Go vs. Python, which is better for AI?

Original article can be found here (source): Artificial Intelligence on Medium

Go vs. Python, which is better for AI?

Golang is now becoming the mainstream programming language for machine learning and AI with millions of users worldwide.

Python is awesome, but Golang is perfect for AI programming!

Golang : Advantages

AI is on the verge of taking the technological world by storm. Machine learning, self-correction, and reasoning are some of the applications that can mimic human intelligence. AI-powered applications are now empowering businesses to improve the usage of their resources resulting in positive effects.

1) High scalability and computation: Golang has a higher potential in scalability and performance as compared to Python. The idea of using Go is because of its high speed as compared to the speed of math computation. For instance, it can cope with complex math problems of up to 20–50 times higher and much faster as compared to Python.

2) Vast AI purposes covered by Golang: Although Go offers small libraries it is consistently growing thus, addressing a large range of AI purposes. Go libraries such as GoLearn (data handling), Goml (passing data), and Hector (binary classification problems) are some of the libraries that serve AI and its applications.

3) Offers a good amount of code readability: Algorithms used in Go offers a minimalist approach allowing developers to easily create readable codes.
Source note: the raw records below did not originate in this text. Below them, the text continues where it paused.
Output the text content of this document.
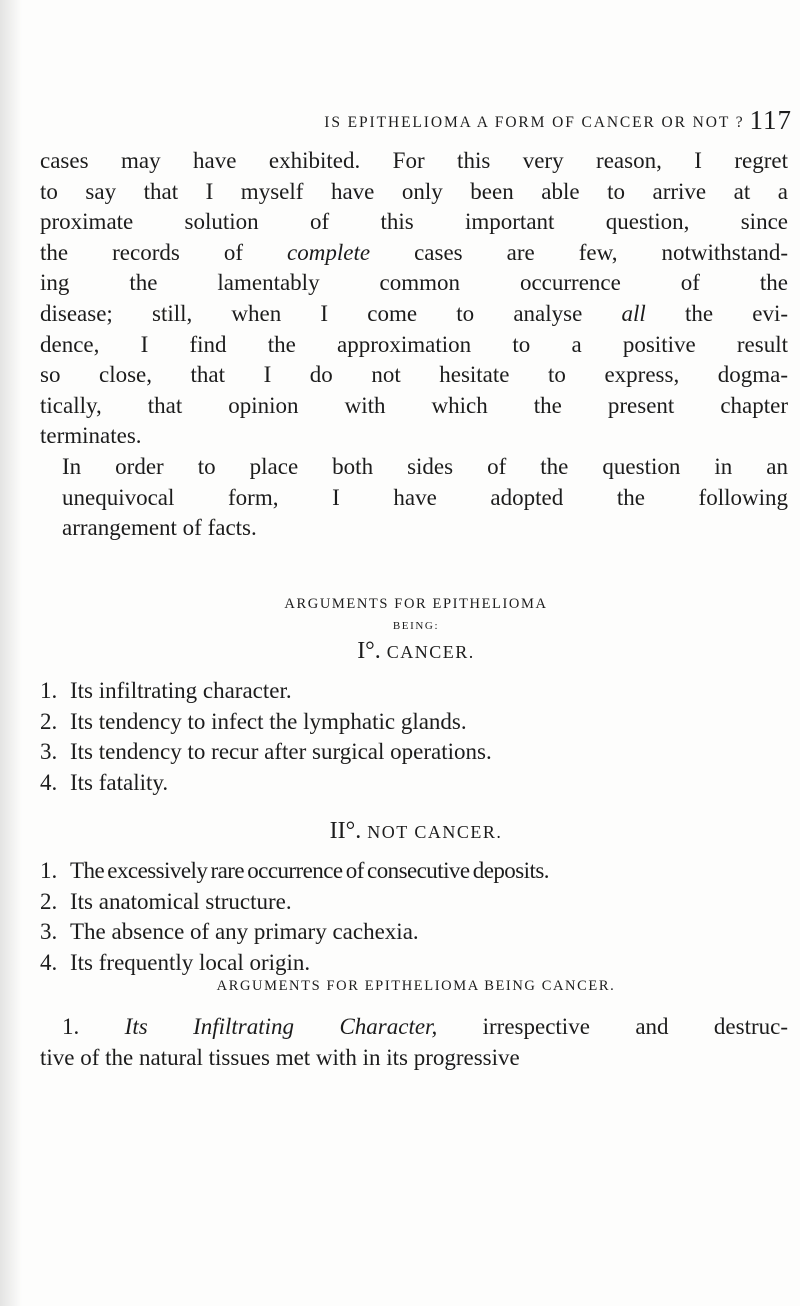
IS EPITHELIOMA A FORM OF CANCER OR NOT ? 117

cases may have exhibited. For this very reason, I regret
to say that I myself have only been able to arrive at a
proximate solution of this important question, since
the records of complete cases are few, notwithstand-
ing the lamentably common occurrence of the
disease; still, when I come to analyse all the evi-
dence, I find the approximation to a positive result
so close, that I do not hesitate to express, dogma-
tically, that opinion with which the present chapter
terminates.

In order to place both sides of the question in an
unequivocal form, I have adopted the following
arrangement of facts.

ARGUMENTS FOR EPITHELIOMA
BEING:
I°. CANCER.
1. Its infiltrating character.
2. Its tendency to infect the lymphatic glands.
3. Its tendency to recur after surgical operations.
4. Its fatality.
II°. NOT CANCER.
1. The excessively rare occurrence of consecutive deposits.
2. Its anatomical structure.
3. The absence of any primary cachexia.
4. Its frequently local origin.
ARGUMENTS FOR EPITHELIOMA BEING CANCER.
1. Its Infiltrating Character, irrespective and destruc-
tive of the natural tissues met with in its progressive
4) Ease of usage of Go libraries by Go developers: Most of the Go developers do not need to opt for libraries written in other programming languages. The core advantage of having libraries in Go is that it gives the AI professionals working programming with Go a developer’s comfort.

Python : Advantages

What’s the new black in the IT industry? Most answers will include machine learning and AI, and the results wouldn’t be wrong. Both these technologies have been the mainstream of the IT industry and will remain so until the foreseeable future.

1) Multiple numbers of libraries: Multiple libraries can now help AI engineers build new algorithms, conduct dataset processing, do model processing, work with the most complex data, and many more other functions. Not to forget, TensorFlow is one of the most popular libraries (open source) that is utilized for many machine learning applications of Google.

2) Python as a language is accessible: In business terms, language accessibility simply means having a vast market of experts in Python programming. Moreover, as we’re aware these programming languages are widespread across the globe.

3) Strong community: Python has a well-established and strong community. Based on GitHub’s report in 2019, there was nearly 1 million pull request sent over worldwide. The community tends to contribute toward creating new libraries to extending toolset and updating documentation.